Не сильно вдаваясь в подробности, я объяснила доктору, что в этом смысле сложно дать оценку состоянию ребенка, но глазами сын меня узнал - я смотрела в окно палаты, ведущее в коридор, когда Захарку на каталке везли в следующую палату, и встретилась с его глазенками. Узнал. Факт. Слабенький, замученный, беленький весь, дребедень несущий сильнее, чем состоянии радости в обычный день, но с осознанным взглядом моих карих.

Выписавшись из больницы и придя более или менее в себя, вечером следующего за выпиской дня я спросила мужа, что бы сделал он, если бы пять дней назад Захарка не вернулся из коматозного состояния. Зачем спрашивала? Наступала на больную мозоль своих мыслей. Муж ответил, почти не раздумывая: "Ну, уж точно это не повод с моста прыгать". И, видя мое молчание, сухо и твердо добавил: "У тебя дочь растет".

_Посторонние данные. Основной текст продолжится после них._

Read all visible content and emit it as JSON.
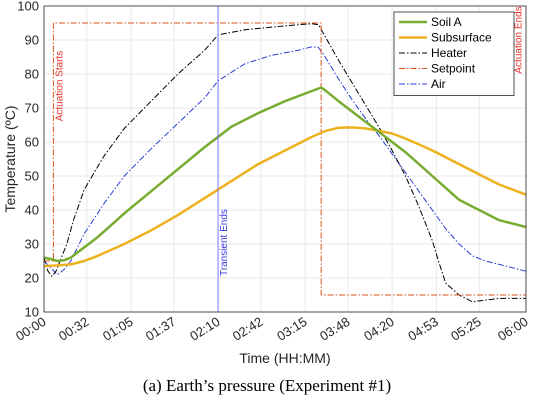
{
  "caption": "(a) Earth’s pressure (Experiment #1)",
  "chart_data": {
    "type": "line",
    "xlabel": "Time (HH:MM)",
    "ylabel": "Temperature (ºC)",
    "ylim": [
      10,
      100
    ],
    "xlim": [
      0,
      360
    ],
    "grid": true,
    "legend_position": "top-right",
    "x_ticks": [
      {
        "value": 0,
        "label": "00:00"
      },
      {
        "value": 32,
        "label": "00:32"
      },
      {
        "value": 65,
        "label": "01:05"
      },
      {
        "value": 97,
        "label": "01:37"
      },
      {
        "value": 130,
        "label": "02:10"
      },
      {
        "value": 162,
        "label": "02:42"
      },
      {
        "value": 195,
        "label": "03:15"
      },
      {
        "value": 227,
        "label": "03:48"
      },
      {
        "value": 260,
        "label": "04:20"
      },
      {
        "value": 293,
        "label": "04:53"
      },
      {
        "value": 325,
        "label": "05:25"
      },
      {
        "value": 360,
        "label": "06:00"
      }
    ],
    "y_ticks": [
      10,
      20,
      30,
      40,
      50,
      60,
      70,
      80,
      90,
      100
    ],
    "series": [
      {
        "name": "Soil A",
        "color": "#77ac30",
        "style": "solid",
        "width": 2.5,
        "x": [
          0,
          5,
          10,
          15,
          20,
          25,
          30,
          40,
          60,
          80,
          100,
          120,
          140,
          160,
          180,
          200,
          207,
          210,
          220,
          230,
          240,
          250,
          260,
          270,
          280,
          290,
          300,
          310,
          320,
          330,
          340,
          350,
          360
        ],
        "y": [
          26,
          25.6,
          25,
          25.2,
          26,
          27.5,
          29,
          32,
          39,
          45.5,
          52,
          58.5,
          64.5,
          68.5,
          72,
          75,
          76,
          75.2,
          72,
          69,
          66,
          63,
          60,
          57,
          53.5,
          50,
          46.5,
          43,
          41,
          39,
          37,
          36,
          35
        ]
      },
      {
        "name": "Subsurface",
        "color": "#edb120",
        "style": "solid",
        "width": 2.5,
        "x": [
          0,
          10,
          20,
          30,
          40,
          60,
          80,
          100,
          120,
          140,
          160,
          180,
          200,
          210,
          220,
          230,
          240,
          250,
          260,
          270,
          280,
          290,
          300,
          310,
          320,
          330,
          340,
          350,
          360
        ],
        "y": [
          23.5,
          23.7,
          24,
          25,
          26.5,
          30,
          34,
          38.5,
          43.5,
          48.5,
          53.5,
          57.5,
          61.5,
          63.2,
          64.2,
          64.3,
          64,
          63.3,
          62.5,
          61,
          59.3,
          57.5,
          55.5,
          53.5,
          51.5,
          49.5,
          47.5,
          46,
          44.5
        ]
      },
      {
        "name": "Heater",
        "color": "#000000",
        "style": "dashdot",
        "width": 1,
        "x": [
          0,
          3,
          6,
          9,
          13,
          17,
          22,
          30,
          45,
          60,
          80,
          100,
          120,
          130,
          150,
          170,
          190,
          200,
          205,
          210,
          220,
          230,
          240,
          250,
          260,
          270,
          280,
          290,
          295,
          300,
          310,
          320,
          330,
          340,
          350,
          360
        ],
        "y": [
          26,
          22,
          20.5,
          22,
          26,
          30,
          37,
          46,
          56,
          64,
          72,
          80,
          87,
          91.5,
          93,
          93.8,
          94.5,
          94.8,
          94.5,
          91,
          84,
          77.5,
          71,
          64.5,
          57.5,
          50,
          41,
          31,
          24.5,
          18.5,
          15,
          13,
          13.5,
          14,
          14,
          14
        ]
      },
      {
        "name": "Setpoint",
        "color": "#d95319",
        "style": "dashdot",
        "width": 1,
        "x": [
          0,
          7,
          7.01,
          207,
          207.01,
          360
        ],
        "y": [
          25,
          25,
          95,
          95,
          15,
          15
        ]
      },
      {
        "name": "Air",
        "color": "#2a3cd6",
        "style": "dashdot",
        "width": 1,
        "x": [
          0,
          5,
          10,
          15,
          20,
          30,
          45,
          60,
          80,
          100,
          120,
          130,
          150,
          170,
          190,
          200,
          205,
          210,
          220,
          230,
          240,
          250,
          260,
          270,
          280,
          290,
          300,
          310,
          320,
          330,
          340,
          350,
          360
        ],
        "y": [
          25,
          23,
          21,
          22.5,
          25,
          33,
          42,
          50,
          58,
          65.5,
          73,
          78,
          83,
          85.5,
          87,
          88,
          87.8,
          85,
          78.5,
          72.5,
          67,
          62,
          56.5,
          51,
          45.5,
          40,
          34.5,
          30,
          26.5,
          25,
          24,
          23,
          22
        ]
      }
    ],
    "annotations": [
      {
        "text": "Actuation Starts",
        "x": 7,
        "color": "#e8302a"
      },
      {
        "text": "Transient Ends",
        "x": 130,
        "color": "#3a3ae0"
      },
      {
        "text": "Actuation Ends",
        "x": 355,
        "color": "#e8302a"
      }
    ],
    "vertical_lines": [
      {
        "x": 130,
        "color": "#6b6bff"
      }
    ]
  }
}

Вот Вам и разница в восприятии. Строго говоря, муж, вероятно, прав, но чужой правотой свои эмоции не залепишь.

В общем-то, поведение Захара стало за время вынужденного домоседства и пребывания в больнице полевым-преполевым и из рук вон, но это, надеюсь, единственно пострадавший аспект. С сестрой кое-как общается, со мной ругается, пытаясь гнуть свою линию и показывать свое "я", хоть так, но коммуницирует. Внешний мир как и прежде Захара не цепляет.